Já o cineasta francês Jean Renoir, quatro anos depois de As Duas Tormentas, lança Catherine: uma vida sem alegria. O mote é o mesmo: uma mulher pobre, filha de uma empregada doméstica, órfã, é criada pelos patrões, mas, na juventude, se vê em apuros porque a patroa começa a maltratá-la, apesar da proteção do patrão, um deputado de prestígio. Este, vendo a tirania da esposa, leva a jovem para morar com uma irmã cujo filho, um homem maduro, não consegue se casar porque tem saúde debilitada. Certo dia, no carnaval, a jovem e o homem condenado dançam na sacada em frente ao entrudo que passava na rua. O homem tem um ataque cardíaco fulminante. A sua morte faz com que as mulheres da alta sociedade se voltem contra a jovem, expulsando-a da cidade, o que a leva até Nice. A sua moral é posta em questão e vendo-se envolvida em um ambiente hostil, volta para a cidade de onde partira forçosamente, mas não é aceita por ninguém. Quando está caminhando encontra o deputado que a acolhe novamente e lhe dá o posto de secretária, situação que desagrada a esposa que deixa e segue para a casa dos pais. Diante disso, os apoiadores à candidatura do deputado começam a ser influenciados por um dos representantes de partido, cunhado do deputado. Catherine, ao ouvir uma conversa sobre o prejuízo que a sua presença poderia trazer para a candidatura do seu protetor, lança-se pela estrada e dorme em um vagão. Dois bandidos que passavam por ali o põem em movimento, lançando-o em direção ao precipício. Ao mesmo tempo, o deputado consegue localizar a jovem e parte para salvá-la. Um rapaz que está no carona do carro, pede que ela aperte o freio do vagão que, por sua vez, desacelera. No final, o deputado e a jovem aparecem dentro de um trem, para recomeçar uma nova vida juntos.

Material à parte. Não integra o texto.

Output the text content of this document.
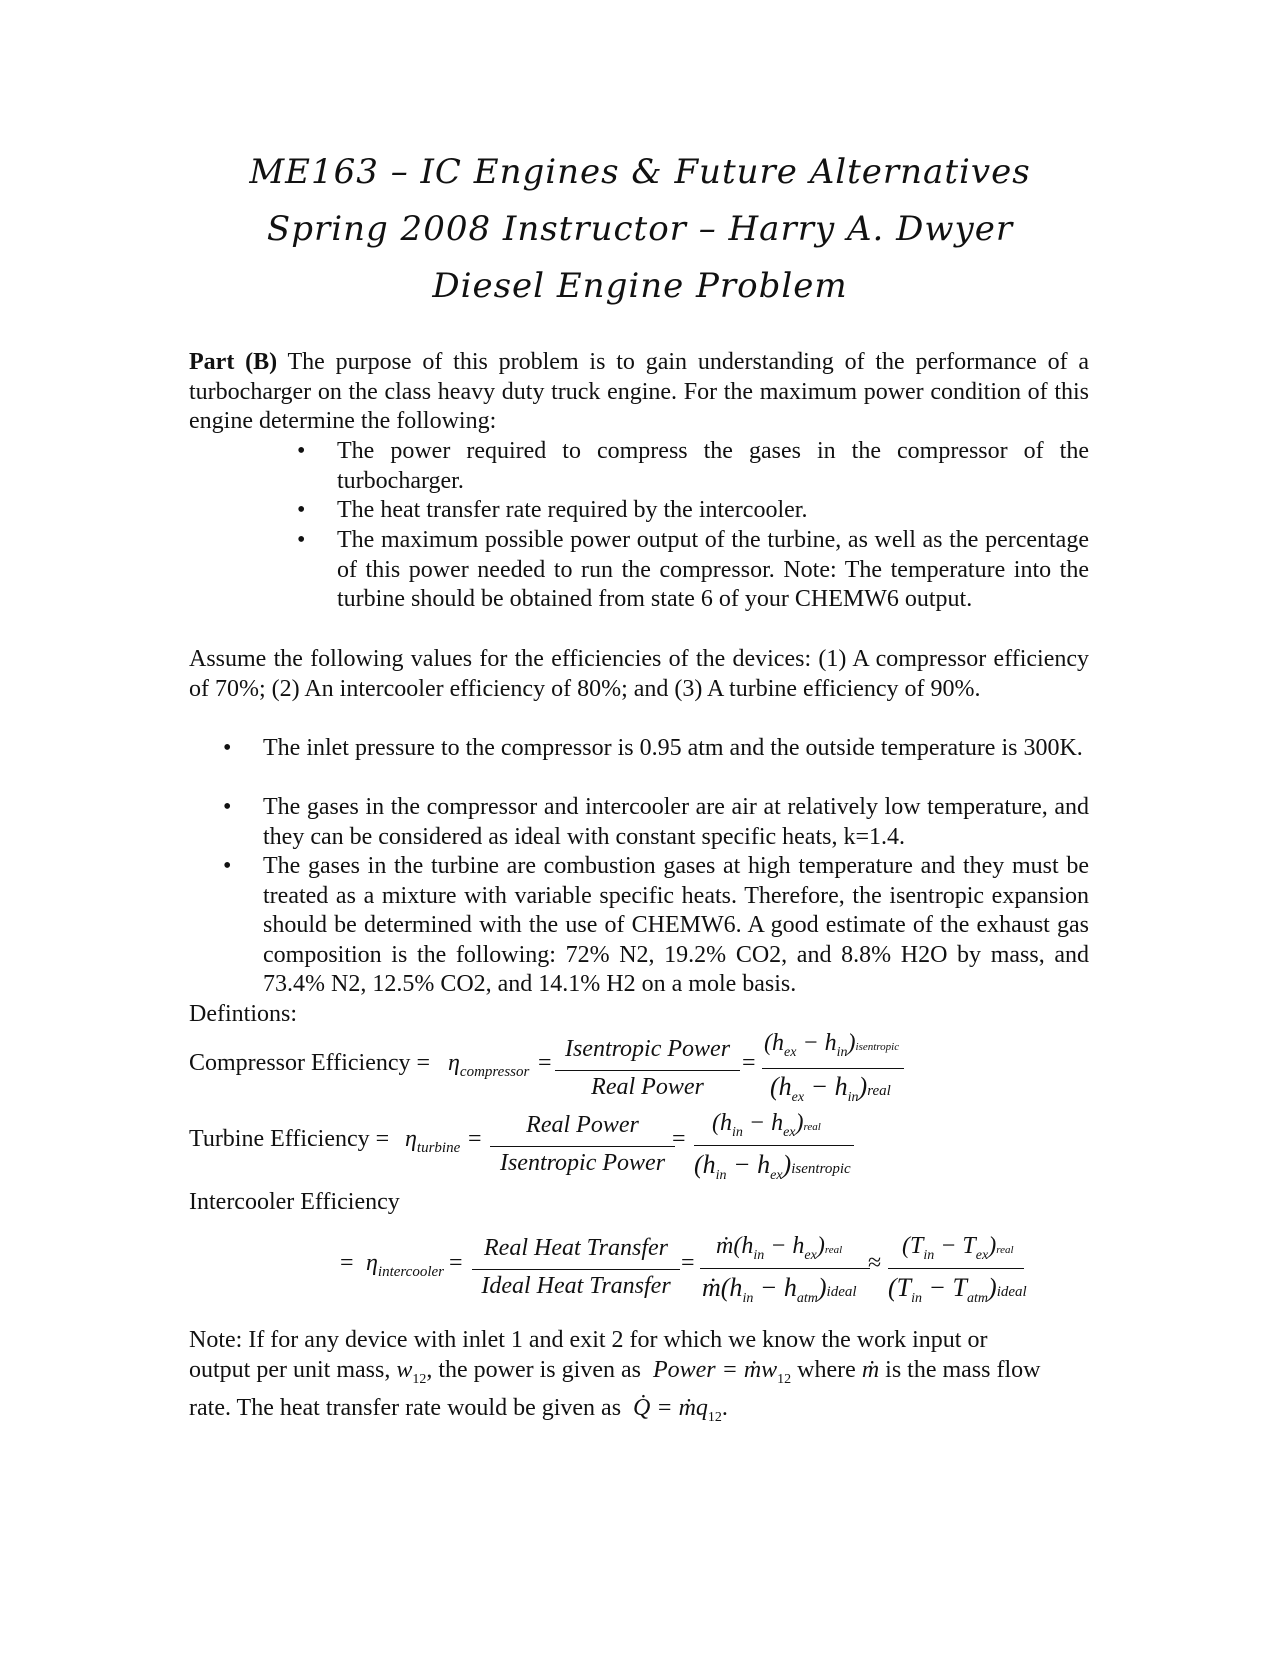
ME163 – IC Engines & Future Alternatives
Spring 2008 Instructor – Harry A. Dwyer
Diesel Engine Problem
Part (B) The purpose of this problem is to gain understanding of the performance of a turbocharger on the class heavy duty truck engine. For the maximum power condition of this engine determine the following:
• The power required to compress the gases in the compressor of the turbocharger.
• The heat transfer rate required by the intercooler.
• The maximum possible power output of the turbine, as well as the percentage of this power needed to run the compressor. Note: The temperature into the turbine should be obtained from state 6 of your CHEMW6 output.
Assume the following values for the efficiencies of the devices: (1) A compressor efficiency of 70%; (2) An intercooler efficiency of 80%; and (3) A turbine efficiency of 90%.
• The inlet pressure to the compressor is 0.95 atm and the outside temperature is 300K.
• The gases in the compressor and intercooler are air at relatively low temperature, and they can be considered as ideal with constant specific heats, k=1.4.
• The gases in the turbine are combustion gases at high temperature and they must be treated as a mixture with variable specific heats. Therefore, the isentropic expansion should be determined with the use of CHEMW6. A good estimate of the exhaust gas composition is the following: 72% N2, 19.2% CO2, and 8.8% H2O by mass, and 73.4% N2, 12.5% CO2, and 14.1% H2 on a mole basis.
Defintions:
Compressor Efficiency = $\eta_{compressor}$ =
Isentropic Power
Real Power
=
($h_{ex}$ − $h_{in})isentropic$
($h_{ex}$ − $h_{in})real$
Turbine Efficiency = $\eta_{turbine}$ =
Real Power
Isentropic Power
=
($h_{in}$ − $h_{ex})real$
($h_{in}$ − $h_{ex})isentropic$
Intercooler Efficiency
= $\eta_{intercooler}$ =
Real Heat Transfer
Ideal Heat Transfer
=
$ṁ(h_{in}$ − $h_{ex})real$
$ṁ(h_{in}$ − $h_{atm})ideal$
≈
($T_{in}$ − $T_{ex})real$
($T_{in}$ − $T_{atm})ideal$
Note: If for any device with inlet 1 and exit 2 for which we know the work input or
output per unit mass, $w_{12}$, the power is given as  Power = ṁw$_{12}$ where ṁ is the mass flow
rate. The heat transfer rate would be given as  Q̇ = ṁq$_{12}$.
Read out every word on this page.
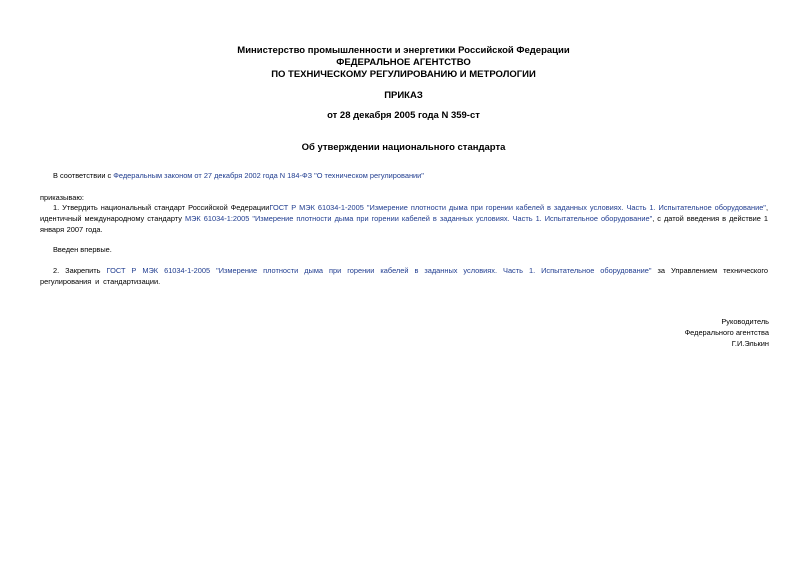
Министерство промышленности и энергетики Российской Федерации
ФЕДЕРАЛЬНОЕ АГЕНТСТВО
ПО ТЕХНИЧЕСКОМУ РЕГУЛИРОВАНИЮ И МЕТРОЛОГИИ
ПРИКАЗ
от 28 декабря 2005 года N 359-ст
Об утверждении национального стандарта
В соответствии с Федеральным законом от 27 декабря 2002 года N 184-ФЗ "О техническом регулировании"
приказываю:
1. Утвердить национальный стандарт Российской ФедерацииГОСТ Р МЭК 61034-1-2005 "Измерение плотности дыма при горении кабелей в заданных условиях. Часть 1. Испытательное оборудование", идентичный международному стандарту МЭК 61034-1:2005 "Измерение плотности дыма при горении кабелей в заданных условиях. Часть 1. Испытательное оборудование", с датой введения в действие 1 января 2007 года.
Введен впервые.
2. Закрепить ГОСТ Р МЭК 61034-1-2005 "Измерение плотности дыма при горении кабелей в заданных условиях. Часть 1. Испытательное оборудование" за Управлением технического регулирования и стандартизации.
Руководитель
Федерального агентства
Г.И.Элькин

As narrativas fílmicas de Griffith (As Duas Tormentas) e Renoir (Catherine: uma vida sem alegria) trazem como protagonistas duas mulheres desafortunadas e que são maltratadas devido à questão de classe e de gênero. Pensando nisso, os dois filmes são exemplares em mostrar a vida de pessoas comuns, pobres, e o que a busca ou manutenção do poder podem fazer à vida das pessoas. Mas não é apenas a tematização da pobreza, das desigualdades sociais ou dos valores morais de um grupo social que torna os filmes “para as massas”, mas a sua estrutura folhetinesca, catártica, isto é, como é narrado, filmado em linguagem cinematográfica. Mesmo sem os sofisticados recursos que vemos nos filmes atuais, o close up se apresenta nos filmes como um recurso importante para acentuar a carga dramática, além da performance dos atores.A música ao fundo, que acompanha os estados emocionais que se quer provocar no espectador, é fundamental no cinema mudo, com destaque para o piano acelerado para as cenas de ação e o violino melódico e plangente para as cenas de amor. O cenário bucólico ou noturno forma também o arcabouço de uma cena de amor que, articulado aos componentes mencionados, ajudam a compor os folhetins fílmicos. Vale ressaltar a estrutura da narrativa, já que a heroína, que mesmo na adversidade extrema mantém uma moral inabalável, precisa passar pelas peripécias para em seguida ser resgatada apoteoticamente pela sociedade, pelas mãos de um homem de conduta igualmente intocável, neste caso com o casamento. Este filme merece também uma postagem à parte.

Para reflexão: Que efeito teria, nos anos 20, a tematização de filmes com heroínas pobres e maltratadas que suplicam consciente ou inconscientemente por um homem rico que as proteja? O que significa um “final feliz” entre um homem rico e uma jovem pobre? Considerando que o cinema cumpria uma função social e pedagógica, qual seria o seu papel neste momento de expansão ideológica?

Nos filmes, os diretores não atribuem apenas a vilania aos ricos ou aos homens, mas a um caráter, a uma falta de tolerância nas pessoas que pode materializar-se entre ricos e pobres, homens e mulheres, velhos e moços, entre outras configurações. É como se houvesse uma inclinação natural, uma índole que, independente das adversidades ou benesses, ela se manifestaria.

Às mulheres de conduta irrepreensível, os diretores premiam com um final feliz.